Não foi assim há tanto tempo que a vida de Nininho Vaz Maia (Avelino é o nome de batismo) mudou. A história é amplamente conhecida, mas vale a pena ser recordada. Há 11 anos, ele estava a cumprir pena com pulseira eletrónica em casa, depois de se ter envolvido em desacatos, quando, para espurgar a dor e matar o tédio, se agarrou à guitarra e começou a cantar. Os vídeos, divulgados nas redes sociais, e se tornariam virais, acabariam por ser uma porta aberta para o mundo que lhe mudaria a vida: o da músico.
Nascido na Maternidade Alfredo da Costa, em Lisboa, Nininho cresceu no bairro da Picheleira, em Lisboa, onde cedo começaria a ver coisas normalmente vetadas aos olhos de uma criança. Aos 16 anos, já não estudava, tendo começado a trabalhar, mas foi muito antes disso que se apercebeu que a realidade podia ser muito dolorosa e difícil, principalmente quando, aos 10 anos, viu o pai ser preso, literalmente. Estava presente quando isso aconteceu e, por mais que se esforce, há memórias que não consegue tirar da cabeça. "O mais duro era o nosso pilar ir preso, neste caso o meu pai. Tinha 10 ou 11 anos e vi-me sem o meu pai. Vi o meu pai ser preso e em tribunal lembro-me de correr atrás da carrinha. Gritei pelo nome dele... É a vida, é a vida, é assim que se calhar eu alivio, a repetir esta frase", disse em entrevista ao 'Alta Definição', da SIC.

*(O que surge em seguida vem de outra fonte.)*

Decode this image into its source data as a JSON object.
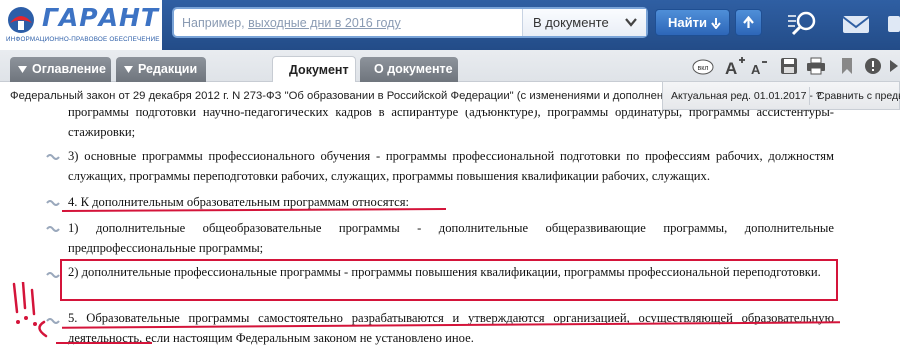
{
  "logo": {
    "word": "ГАРАНТ",
    "tagline": "ИНФОРМАЦИОННО-ПРАВОВОЕ ОБЕСПЕЧЕНИЕ"
  },
  "search": {
    "placeholder_prefix": "Например, ",
    "placeholder_example": "выходные дни в 2016 году",
    "scope": "В документе",
    "find_label": "Найти"
  },
  "tabs": {
    "contents": "Оглавление",
    "editions": "Редакции",
    "document": "Документ",
    "about": "О документе"
  },
  "toolbar": {
    "vkl": "вкл"
  },
  "doc_title": "Федеральный закон от 29 декабря 2012 г. N 273-ФЗ \"Об образовании в Российской Федерации\" (с изменениями и дополнениями)",
  "edition": {
    "label": "Актуальная ред. 01.01.2017 - ?",
    "compare": "Сравнить с предыд"
  },
  "paragraphs": [
    {
      "text": "программы подготовки научно-педагогических кадров в аспирантуре (адъюнктуре), программы ординатуры, программы ассистентуры-стажировки;"
    },
    {
      "text": "3) основные программы профессионального обучения - программы профессиональной подготовки по профессиям рабочих, должностям служащих, программы переподготовки рабочих, служащих, программы повышения квалификации рабочих, служащих."
    },
    {
      "text": "4. К дополнительным образовательным программам относятся:"
    },
    {
      "text": "1) дополнительные общеобразовательные программы - дополнительные общеразвивающие программы, дополнительные предпрофессиональные программы;"
    },
    {
      "text": "2) дополнительные профессиональные программы - программы повышения квалификации, программы профессиональной переподготовки."
    },
    {
      "text": "5. Образовательные программы самостоятельно разрабатываются и утверждаются организацией, осуществляющей образовательную деятельность, если настоящим Федеральным законом не установлено иное."
    }
  ],
  "colors": {
    "header_blue": "#2f5fa3",
    "highlight_red": "#d4143a",
    "tab_gray": "#7b8189"
  },
  "icons": [
    "garant-logo-icon",
    "chevron-down-icon",
    "arrow-down-icon",
    "arrow-up-icon",
    "magnifier-icon",
    "mail-icon",
    "font-increase-icon",
    "font-decrease-icon",
    "save-icon",
    "print-icon",
    "bookmark-icon",
    "warning-icon",
    "link-icon"
  ]
}
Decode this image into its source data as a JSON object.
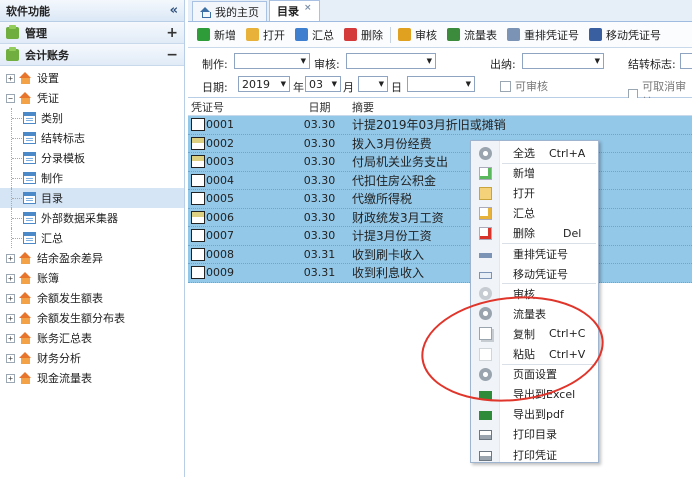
{
  "sidebar": {
    "title": "软件功能",
    "collapse_glyph": "«",
    "sections": [
      {
        "label": "管理",
        "toggle": "+"
      },
      {
        "label": "会计账务",
        "toggle": "−"
      }
    ],
    "tree": [
      {
        "label": "设置",
        "pm": "+"
      },
      {
        "label": "凭证",
        "pm": "−"
      },
      {
        "label": "类别"
      },
      {
        "label": "结转标志"
      },
      {
        "label": "分录模板"
      },
      {
        "label": "制作"
      },
      {
        "label": "目录"
      },
      {
        "label": "外部数据采集器"
      },
      {
        "label": "汇总"
      },
      {
        "label": "结余盈余差异",
        "pm": "+"
      },
      {
        "label": "账簿",
        "pm": "+"
      },
      {
        "label": "余额发生额表",
        "pm": "+"
      },
      {
        "label": "余额发生额分布表",
        "pm": "+"
      },
      {
        "label": "账务汇总表",
        "pm": "+"
      },
      {
        "label": "财务分析",
        "pm": "+"
      },
      {
        "label": "现金流量表",
        "pm": "+"
      }
    ]
  },
  "tabs": [
    {
      "label": "我的主页"
    },
    {
      "label": "目录",
      "close": "×"
    }
  ],
  "toolbar": [
    "新增",
    "打开",
    "汇总",
    "删除",
    "审核",
    "流量表",
    "重排凭证号",
    "移动凭证号"
  ],
  "toolbar_icons": [
    {
      "name": "add-icon",
      "color": "#2f9c3a"
    },
    {
      "name": "open-icon",
      "color": "#e8b23a"
    },
    {
      "name": "summary-icon",
      "color": "#3f7fd0"
    },
    {
      "name": "delete-icon",
      "color": "#d43a3a"
    },
    {
      "name": "audit-icon",
      "color": "#e0a020"
    },
    {
      "name": "flow-icon",
      "color": "#3c8a3c"
    },
    {
      "name": "renumber-icon",
      "color": "#7b93b5"
    },
    {
      "name": "move-icon",
      "color": "#3a5fa0"
    }
  ],
  "filter": {
    "maker_label": "制作:",
    "auditor_label": "审核:",
    "cashier_label": "出纳:",
    "carry_label": "结转标志:",
    "date_label": "日期:",
    "year": "2019",
    "year_unit": "年",
    "month": "03",
    "month_unit": "月",
    "day_unit": "日",
    "can_audit": "可审核",
    "can_cancel_audit": "可取消审核"
  },
  "grid": {
    "headers": [
      "凭证号",
      "日期",
      "摘要"
    ],
    "rows": [
      {
        "num": "0001",
        "date": "03.30",
        "summary": "计提2019年03月折旧或摊销",
        "flag": false
      },
      {
        "num": "0002",
        "date": "03.30",
        "summary": "拨入3月份经费",
        "flag": true
      },
      {
        "num": "0003",
        "date": "03.30",
        "summary": "付局机关业务支出",
        "flag": true
      },
      {
        "num": "0004",
        "date": "03.30",
        "summary": "代扣住房公积金",
        "flag": false
      },
      {
        "num": "0005",
        "date": "03.30",
        "summary": "代缴所得税",
        "flag": false
      },
      {
        "num": "0006",
        "date": "03.30",
        "summary": "财政统发3月工资",
        "flag": true
      },
      {
        "num": "0007",
        "date": "03.30",
        "summary": "计提3月份工资",
        "flag": false
      },
      {
        "num": "0008",
        "date": "03.31",
        "summary": "收到刷卡收入",
        "flag": false
      },
      {
        "num": "0009",
        "date": "03.31",
        "summary": "收到利息收入",
        "flag": false
      }
    ]
  },
  "context_menu": [
    {
      "label": "全选",
      "shortcut": "Ctrl+A",
      "icon": "select-all-icon"
    },
    {
      "label": "新增",
      "icon": "add-icon"
    },
    {
      "label": "打开",
      "icon": "open-icon"
    },
    {
      "label": "汇总",
      "icon": "summary-icon"
    },
    {
      "label": "删除",
      "shortcut": "Del",
      "icon": "delete-icon"
    },
    {
      "label": "重排凭证号",
      "icon": "renumber-icon"
    },
    {
      "label": "移动凭证号",
      "icon": "move-icon"
    },
    {
      "label": "审核",
      "icon": "audit-icon"
    },
    {
      "label": "流量表",
      "icon": "flow-icon"
    },
    {
      "label": "复制",
      "shortcut": "Ctrl+C",
      "icon": "copy-icon"
    },
    {
      "label": "粘贴",
      "shortcut": "Ctrl+V",
      "icon": "paste-icon"
    },
    {
      "label": "页面设置",
      "icon": "page-setup-icon"
    },
    {
      "label": "导出到Excel",
      "icon": "excel-icon"
    },
    {
      "label": "导出到pdf",
      "icon": "pdf-icon"
    },
    {
      "label": "打印目录",
      "icon": "print-icon"
    },
    {
      "label": "打印凭证",
      "icon": "print-icon"
    }
  ],
  "colors": {
    "row_selected": "#93c8e8",
    "highlight_ring": "#e0352b"
  }
}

Nos anos seguintes, a sua realidade passaria a incluir visitas à cadeia para ver o pai, enquanto a mãe se desdobrava em casa para garantir que nada lhe faltava e aos seus irmãos. O passado foi duro o suficiente para que hoje não o queira repetir, ainda que, volvidos tantos anos, as notícias desta terça-feira, dia 6, o coloquem como arguido num processo de branqueamento e tráfico, com rusgas a terem sido feitas à sua casa. É como que um assombro de um passado que prometeu não seguir. "Estou muito focado em ser um exemplo para os meus filhos. Assisti a coisas que não quero que eles assistam, vi pessoas mortas, caídas porque assim foi a vida que escolheram. Fiquei mais frio ao ver partir muita gente que eu amo, família", afirmaria.
Por ser oriundo de um bairro carenciado e de uma família de etnia cigana, diz que sempre se teve de esforçar o dobro para provar o seu lugar no mundo, que tinha talento e, tantas outras vezes, não se achou merecedor de toda a atenção que recebia. Tiveram de passar muitos anos para que Nininho se acostumasse à ideia de que, sim, o seu sucesso era merecido. "No meu bairro não se falava em sucesso, não acreditávamos que era para nós, era muito difícil chegarmos lá. O futuro era incerto", diz, quem sempre, no entanto, acreditou, ter uma espécie de estrelinha a guiá-lo. "Para mim não há outra forma de ver as coisas. Acredito que há algo alguém que me protege, pelos riscos que corri quando não era tão maduro. Fui protegido e sou um abençoado."
A BÊNÇÃO DO AMOR DE TRIANA
Nininho Vaz Maia, de 37 anos, é pai de três filhos, sendo que a estreia aconteceu quando tinha apenas 19 anos. Hoje, é um pai orgulhoso, presente e dedicado para todos, mas à distância admite que quando o primeiro filho nasceu não estava preparado para o desafio que lhe cairia nos braços.
Já numa idade mais avançada, acabaria por conhecer a mulher que lhe abriria portas a um novo entendimento da vida sentimental, Triana Marin, com quem está junto no amor e nos negócios. "Quando nos conhecemos, ela disse-me: 'Tu não sabes ser feliz'. E era verdade", assume, reconhecendo que desde então fez um esforço por deixar para trás a pesada carapaça de vivências do bairro.
Quando o terceiro filho nasceu, acabaria por compensar com ele o pai que não tinha sido para os primeiros e hoje não podia estar mais orgulhoso da prole que construiu e a quem pôde proporcionar uma vida diferente.
O percurso de Nininho foi, para muitos, considerado inspirador. Cantor de sucesso, tornou-se mentor em programas de talentos e incentivou muitos jovens a saírem das amarras do estigma. No entanto, este volta a recair sobre si no momento em que é constituído arguido num processo, cujos contornos só agora começam a ser conhecidos, e que, no limite, pode representar um volte face na carreira do artista.